Connectivity between the NOC and main campus is via two 100Gbps fibers and to Internet2 via 100Gbps. The global storage is comprised of a 130TB Isilon home space (which is backed up), 80 TB of standard NFS home space, a 450 TB Lustre parallel filesystem, and 1PB ZFS filesystem for archival.
This infrastructure is designed for future scaling via additional resources funded by research instrumentation grants, internal University funds, or faculty contributions from grants or start-up funds.
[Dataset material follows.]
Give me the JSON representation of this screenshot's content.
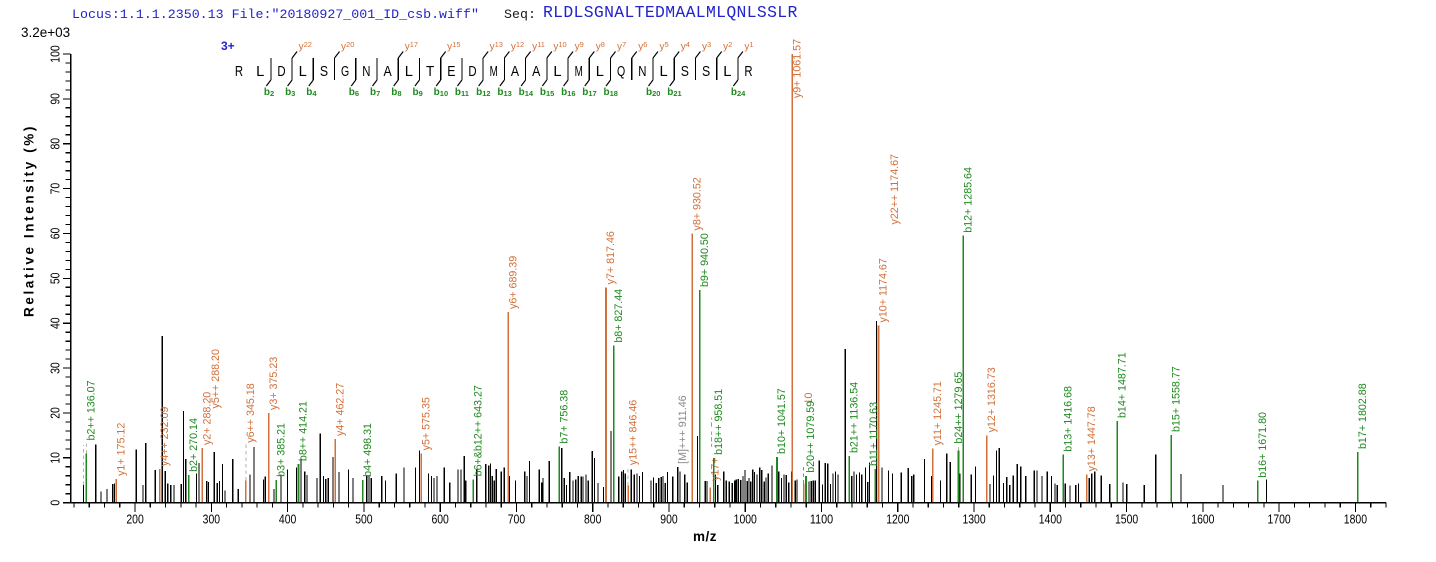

The cluster operating systems are Redhat Enterprise Linux 6 and 7. A very wide range of major software packages are licensed and installed on the cluster, ranging from quantum mechanics (e.g., Gaussian, Molpro, VASP, CP2K, QMC), to classical mechanics (e.g., NAMD, LAMMPS, Amber), to continuum mechanics (e.g., Abaqus, ANSYS, COMSOL, Lumerical), to genomics analysis suits (e.g., Tophat/Bowtie, CLCb Genomics Server).